Unknown to many Australians, the Sandstone Belt – also referred to as the Roof of Queensland – forms an isolated and often inaccessible spur of the Great Dividing Range, with stunning ranges, deep gorges and a wild side.

Story + Photos Mandy McKeesick

The Sandstone Belt is not a populous area. Though larger service centres lie to the south (Roma) and north (Emerald), the area itself is ringed by five towns – Springsure, Rolleston, Taroom, Injune and Tambo – whose collective population struggles to reach above 3500. Between the towns the ranges rise, engraved by features such as the world-famous Carnarvon Gorge and flanked by rich grazing lands. 

The sandstone underpinning and defining the area was laid down in an inland lake, uplifted with the creation of the Great Dividing Range, then eroded and scored over millions of years before basaltic lava flows capped the area. Today, it is a landscape of imposing white cliffs, crumbling basalt dykes forming ‘get-ups’ out of the gorges, black soil plains and timbered grazing country.
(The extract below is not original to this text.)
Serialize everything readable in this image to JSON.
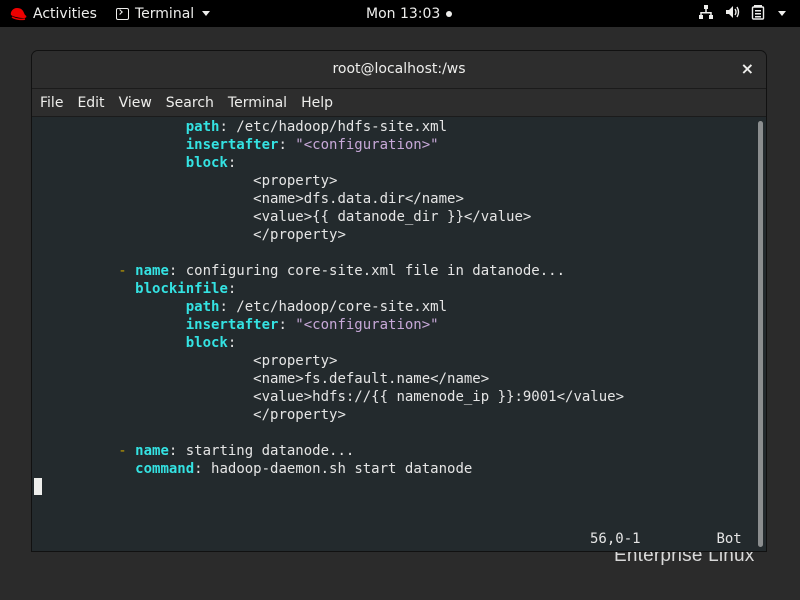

Due to its rugged nature, much of the Sandstone Belt is covered by national parks and state forests. As senior ranger for the Sandstone Management Unit of the Queensland Parks and Wildlife Service, Alistair Hartley is responsible for a 9000sq km estate. “The Sandstone Belt contains flora and fauna unique to central Queensland and is diverse in its landscapes, from arid to high-altitude temperate zones,” he says. “The country around Tambo is in the arid zone and then the Sandstone Belt rises to 1250m on the Consuelo Tableland, where alpine grasses grow. Parts of the area receive more than 1000mm of rain each year and there are pockets of remnant rainforest.”

It is also a cultural landscape. Throughout the ranges rock art tells of Indigenous heritage. Explorers Mitchell, Leichhardt and Gregory opened the area to European colonisation and the Kenniff brothers – Australia’s last bushrangers – built duffing yards in quiet corners. Yet it is still a wild landscape and wild landscapes can attract wild people. It is a place where you can still see a horse tied up outside a pub and hear tall tales that may, or may not, be quite so tall. It’s a place where people hold strong ideals and are not afraid to uphold them; a place where the iron rule of authority becomes more malleable; a place where bushrangers may still exist. Words like frontier, wilderness, remote and wild are apt.